🤖 AI Summary
This work addresses the training imbalance in Mixture-of-Experts (MoE) reinforcement learning caused by highly volatile expert loads. The authors propose a fine-grained load-balancing method leveraging replay-based mechanisms, which utilizes token routing information obtained during the RL replay phase to jointly optimize cross-batch expert reordering and intra-batch dynamic expert replication at the micro-batch level. A two-level scheduling strategy is further integrated with hierarchical network bandwidth constraints.
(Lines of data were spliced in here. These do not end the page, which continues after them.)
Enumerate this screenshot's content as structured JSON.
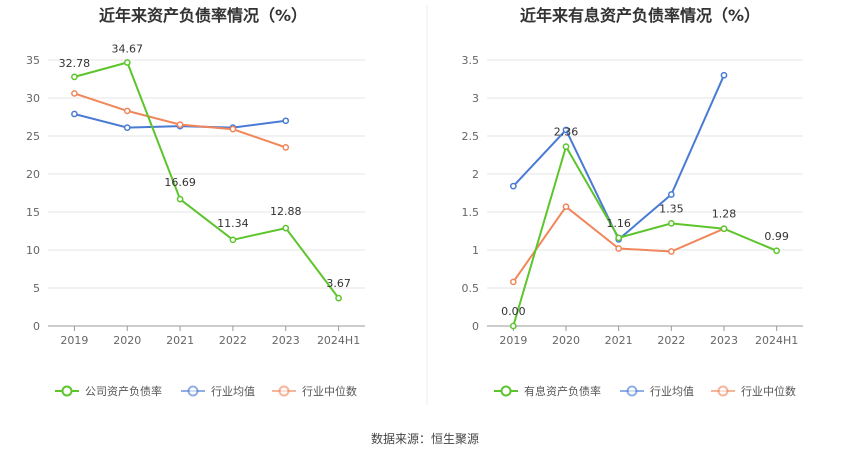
{
  "source_text": "数据来源：恒生聚源",
  "chart_data": [
    {
      "type": "line",
      "title": "近年来资产负债率情况（%）",
      "categories": [
        "2019",
        "2020",
        "2021",
        "2022",
        "2023",
        "2024H1"
      ],
      "ylim": [
        0,
        35
      ],
      "yticks": [
        "0",
        "5",
        "10",
        "15",
        "20",
        "25",
        "30",
        "35"
      ],
      "grid": true,
      "legend_position": "bottom",
      "series": [
        {
          "name": "公司资产负债率",
          "color": "#5cc52c",
          "values": [
            32.78,
            34.67,
            16.69,
            11.34,
            12.88,
            3.67
          ],
          "labels": [
            "32.78",
            "34.67",
            "16.69",
            "11.34",
            "12.88",
            "3.67"
          ]
        },
        {
          "name": "行业均值",
          "color": "#4a7bd4",
          "values": [
            27.9,
            26.1,
            26.3,
            26.1,
            27.0,
            null
          ]
        },
        {
          "name": "行业中位数",
          "color": "#f0865a",
          "values": [
            30.6,
            28.3,
            26.5,
            25.9,
            23.5,
            null
          ]
        }
      ]
    },
    {
      "type": "line",
      "title": "近年来有息资产负债率情况（%）",
      "categories": [
        "2019",
        "2020",
        "2021",
        "2022",
        "2023",
        "2024H1"
      ],
      "ylim": [
        0,
        3.5
      ],
      "yticks": [
        "0",
        "0.5",
        "1",
        "1.5",
        "2",
        "2.5",
        "3",
        "3.5"
      ],
      "grid": true,
      "legend_position": "bottom",
      "series": [
        {
          "name": "有息资产负债率",
          "color": "#5cc52c",
          "values": [
            0.0,
            2.36,
            1.16,
            1.35,
            1.28,
            0.99
          ],
          "labels": [
            "0.00",
            "2.36",
            "1.16",
            "1.35",
            "1.28",
            "0.99"
          ]
        },
        {
          "name": "行业均值",
          "color": "#4a7bd4",
          "values": [
            1.84,
            2.58,
            1.14,
            1.73,
            3.3,
            null
          ]
        },
        {
          "name": "行业中位数",
          "color": "#f0865a",
          "values": [
            0.58,
            1.57,
            1.02,
            0.98,
            1.28,
            null
          ]
        }
      ]
    }
  ]
}
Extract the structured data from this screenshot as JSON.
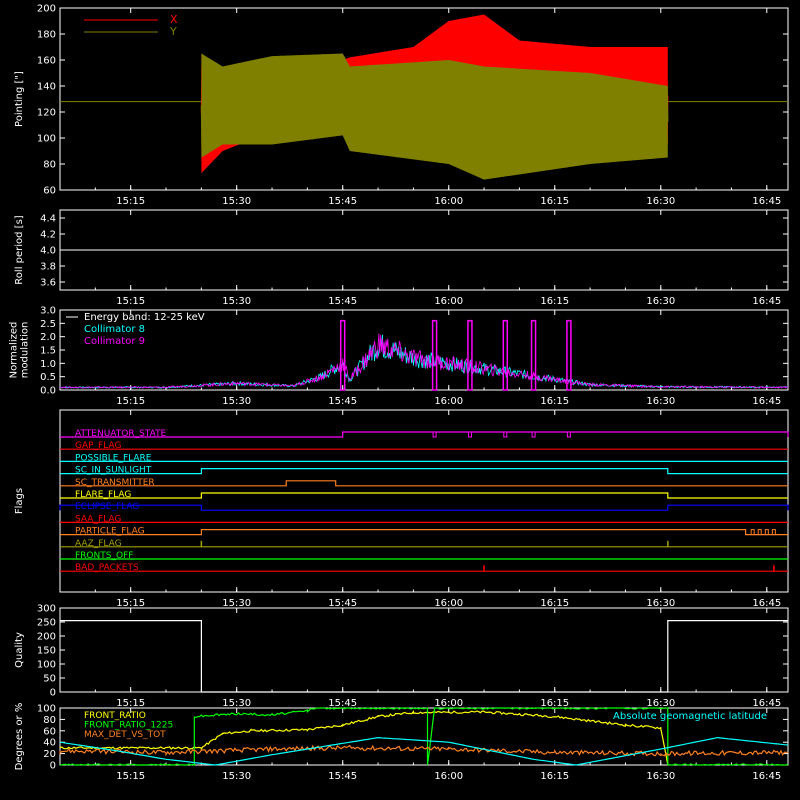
{
  "colors": {
    "background": "#000000",
    "axes": "#ffffff",
    "x": "#ff0000",
    "y": "#808000",
    "cyan": "#00ffff",
    "magenta": "#ff00ff",
    "red": "#ff0000",
    "green": "#00ff00",
    "yellow": "#ffff00",
    "orange": "#ff8020",
    "blue": "#0000ff",
    "olive": "#a0a000"
  },
  "chart_data": [
    {
      "type": "line",
      "name": "pointing",
      "ylabel": "Pointing [\"]",
      "ylim": [
        60,
        200
      ],
      "yticks": [
        "60",
        "80",
        "100",
        "120",
        "140",
        "160",
        "180",
        "200"
      ],
      "xlim": [
        "15:05",
        "16:48"
      ],
      "xticks": [
        "15:15",
        "15:30",
        "15:45",
        "16:00",
        "16:15",
        "16:30",
        "16:45"
      ],
      "legend": "top-left",
      "series": [
        {
          "name": "X",
          "color": "#ff0000",
          "envelope": [
            [
              "15:25",
              73,
              165
            ],
            [
              "15:28",
              90,
              148
            ],
            [
              "15:35",
              105,
              155
            ],
            [
              "15:45",
              117,
              160
            ],
            [
              "15:46",
              100,
              162
            ],
            [
              "15:55",
              100,
              170
            ],
            [
              "16:00",
              95,
              190
            ],
            [
              "16:05",
              90,
              195
            ],
            [
              "16:10",
              100,
              175
            ],
            [
              "16:20",
              95,
              170
            ],
            [
              "16:31",
              95,
              170
            ]
          ]
        },
        {
          "name": "Y",
          "color": "#808000",
          "envelope": [
            [
              "15:25",
              85,
              165
            ],
            [
              "15:28",
              95,
              155
            ],
            [
              "15:35",
              95,
              163
            ],
            [
              "15:45",
              102,
              165
            ],
            [
              "15:46",
              90,
              155
            ],
            [
              "16:00",
              80,
              160
            ],
            [
              "16:05",
              68,
              155
            ],
            [
              "16:20",
              80,
              150
            ],
            [
              "16:31",
              85,
              140
            ]
          ],
          "baseline": 128
        }
      ]
    },
    {
      "type": "line",
      "name": "roll-period",
      "ylabel": "Roll period [s]",
      "ylim": [
        3.5,
        4.5
      ],
      "yticks": [
        "3.6",
        "3.8",
        "4.0",
        "4.2",
        "4.4"
      ],
      "xticks": [
        "15:15",
        "15:30",
        "15:45",
        "16:00",
        "16:15",
        "16:30",
        "16:45"
      ],
      "series": [
        {
          "values": [
            4.0
          ],
          "color": "#ffffff"
        }
      ]
    },
    {
      "type": "line",
      "name": "modulation",
      "ylabel": "Normalized modulation",
      "ylim": [
        0,
        3
      ],
      "yticks": [
        "0.0",
        "0.5",
        "1.0",
        "1.5",
        "2.0",
        "2.5",
        "3.0"
      ],
      "xticks": [
        "15:15",
        "15:30",
        "15:45",
        "16:00",
        "16:15",
        "16:30",
        "16:45"
      ],
      "legend": "top-left",
      "legend_title": "Energy band: 12-25 keV",
      "series": [
        {
          "name": "Collimator 8",
          "color": "#00ffff"
        },
        {
          "name": "Collimator 9",
          "color": "#ff00ff"
        }
      ],
      "profile": [
        [
          "15:05",
          0.1
        ],
        [
          "15:20",
          0.1
        ],
        [
          "15:30",
          0.25
        ],
        [
          "15:38",
          0.15
        ],
        [
          "15:42",
          0.5
        ],
        [
          "15:45",
          1.0
        ],
        [
          "15:46",
          0.4
        ],
        [
          "15:50",
          1.7
        ],
        [
          "15:55",
          1.2
        ],
        [
          "16:00",
          1.0
        ],
        [
          "16:10",
          0.6
        ],
        [
          "16:20",
          0.2
        ],
        [
          "16:30",
          0.12
        ],
        [
          "16:48",
          0.1
        ]
      ],
      "spikes": [
        "15:45",
        "15:58",
        "16:03",
        "16:08",
        "16:12",
        "16:17"
      ]
    },
    {
      "type": "table",
      "name": "flags",
      "ylabel": "Flags",
      "xticks": [
        "15:15",
        "15:30",
        "15:45",
        "16:00",
        "16:15",
        "16:30",
        "16:45"
      ],
      "rows": [
        {
          "label": "ATTENUATOR_STATE",
          "color": "#ff00ff",
          "on": [
            [
              "15:45",
              "16:48"
            ]
          ],
          "dips": [
            "15:58",
            "16:03",
            "16:08",
            "16:12",
            "16:17"
          ]
        },
        {
          "label": "GAP_FLAG",
          "color": "#ff0000",
          "on": []
        },
        {
          "label": "POSSIBLE_FLARE",
          "color": "#00ffff",
          "on": []
        },
        {
          "label": "SC_IN_SUNLIGHT",
          "color": "#00ffff",
          "on": [
            [
              "15:25",
              "16:31"
            ]
          ]
        },
        {
          "label": "SC_TRANSMITTER",
          "color": "#ff8020",
          "on": [
            [
              "15:37",
              "15:44"
            ]
          ]
        },
        {
          "label": "FLARE_FLAG",
          "color": "#ffff00",
          "on": [
            [
              "15:25",
              "16:31"
            ]
          ]
        },
        {
          "label": "ECLIPSE_FLAG",
          "color": "#0000ff",
          "on": [
            [
              "15:05",
              "15:25"
            ],
            [
              "16:31",
              "16:48"
            ]
          ]
        },
        {
          "label": "SAA_FLAG",
          "color": "#ff0000",
          "on": []
        },
        {
          "label": "PARTICLE_FLAG",
          "color": "#ff8020",
          "on": [
            [
              "15:25",
              "16:42"
            ]
          ],
          "dips": [
            "16:43",
            "16:44",
            "16:45",
            "16:46"
          ]
        },
        {
          "label": "AAZ_FLAG",
          "color": "#a0a000",
          "on": [],
          "blips": [
            "15:25",
            "16:31"
          ]
        },
        {
          "label": "FRONTS_OFF",
          "color": "#00ff00",
          "on": []
        },
        {
          "label": "BAD_PACKETS",
          "color": "#ff0000",
          "on": [],
          "blips": [
            "16:05",
            "16:46"
          ]
        }
      ]
    },
    {
      "type": "line",
      "name": "quality",
      "ylabel": "Quality",
      "ylim": [
        0,
        300
      ],
      "yticks": [
        "0",
        "50",
        "100",
        "150",
        "200",
        "250",
        "300"
      ],
      "xticks": [
        "15:15",
        "15:30",
        "15:45",
        "16:00",
        "16:15",
        "16:30",
        "16:45"
      ],
      "series": [
        {
          "color": "#ffffff",
          "points": [
            [
              "15:05",
              255
            ],
            [
              "15:25",
              255
            ],
            [
              "15:25",
              0
            ],
            [
              "16:31",
              0
            ],
            [
              "16:31",
              255
            ],
            [
              "16:48",
              255
            ]
          ]
        }
      ]
    },
    {
      "type": "line",
      "name": "ratios",
      "ylabel": "Degrees or %",
      "ylim": [
        0,
        100
      ],
      "yticks": [
        "0",
        "20",
        "40",
        "60",
        "80",
        "100"
      ],
      "xticks": [
        "15:15",
        "15:30",
        "15:45",
        "16:00",
        "16:15",
        "16:30",
        "16:45"
      ],
      "legend": "top-left",
      "annotation": "Absolute geomagnetic latitude",
      "series": [
        {
          "name": "FRONT_RATIO",
          "color": "#ffff00",
          "points": [
            [
              "15:05",
              30
            ],
            [
              "15:25",
              30
            ],
            [
              "15:28",
              55
            ],
            [
              "15:32",
              60
            ],
            [
              "15:40",
              62
            ],
            [
              "15:45",
              70
            ],
            [
              "15:50",
              85
            ],
            [
              "15:55",
              92
            ],
            [
              "16:05",
              93
            ],
            [
              "16:15",
              85
            ],
            [
              "16:25",
              70
            ],
            [
              "16:30",
              65
            ],
            [
              "16:31",
              0
            ]
          ]
        },
        {
          "name": "FRONT_RATIO_1225",
          "color": "#00ff00",
          "points": [
            [
              "15:05",
              0
            ],
            [
              "15:24",
              0
            ],
            [
              "15:24",
              85
            ],
            [
              "15:30",
              90
            ],
            [
              "15:35",
              88
            ],
            [
              "15:40",
              95
            ],
            [
              "15:41",
              100
            ],
            [
              "15:57",
              100
            ],
            [
              "15:57",
              0
            ],
            [
              "15:58",
              100
            ],
            [
              "16:31",
              100
            ],
            [
              "16:31",
              0
            ],
            [
              "16:48",
              0
            ]
          ]
        },
        {
          "name": "MAX_DET_VS_TOT",
          "color": "#ff8020",
          "points": [
            [
              "15:05",
              25
            ],
            [
              "15:20",
              22
            ],
            [
              "15:35",
              28
            ],
            [
              "15:45",
              30
            ],
            [
              "16:00",
              28
            ],
            [
              "16:15",
              22
            ],
            [
              "16:30",
              20
            ],
            [
              "16:48",
              22
            ]
          ]
        },
        {
          "name": "",
          "color": "#00ffff",
          "points": [
            [
              "15:05",
              40
            ],
            [
              "15:13",
              25
            ],
            [
              "15:20",
              10
            ],
            [
              "15:27",
              0
            ],
            [
              "15:35",
              18
            ],
            [
              "15:50",
              48
            ],
            [
              "16:00",
              40
            ],
            [
              "16:12",
              10
            ],
            [
              "16:18",
              0
            ],
            [
              "16:30",
              28
            ],
            [
              "16:38",
              48
            ],
            [
              "16:48",
              35
            ]
          ]
        }
      ]
    }
  ]
}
Notably, this approach is the first to incorporate routing priors into training-time load balancing, overcoming the limitations of conventional methods that rely solely on historical load predictions. Experiments demonstrate that the proposed method achieves 1.6× the training throughput of Megatron-LM and 1.2× that of EPLB across various MoE architectures and RL tasks, reaching 90%–94% of the performance of an ideal load-balanced baseline.
📝 Abstract
Load imbalance is a long-standing challenge in Mixture-of-Experts (MoE) training and is exacerbated in reinforcement learning (RL) for LLMs, where hot experts can shift frequently across micro-batches. Existing MoE training systems rely on historical loads to predict future expert demand, making them less effective under sharp fluctuations. We propose ReLibra, an MoE RL training system that exploits a unique opportunity in RL's rollout-training workflow, routing replay, to enable fine-grained load balancing at micro-batch granularity. Because rollout and training process the same tokens with the same MoE parameters, the token-to-expert routing decisions are known before training starts. Leveraging this information, ReLibra places two MoE load-balancing mechanisms at inter- and intra-batch timescales, matching their communication patterns to hierarchical network bandwidths. At the inter-batch timescale, ReLibra performs expert reordering to redistribute experts for batch-level cross-node balancing; at the intra-batch timescale, it dynamically performs expert replication within a node to absorb micro-batch-level load fluctuations. Experiments on diverse MoE LLMs and RL workloads show that ReLibra improves training throughput by up to 1.6$\times$ over Megatron-LM and by up to 1.2$\times$ over EPLB, even when EPLB is given oracle loads. Moreover, ReLibra remains within 6%-10% of the throughput of an idealized balanced baseline.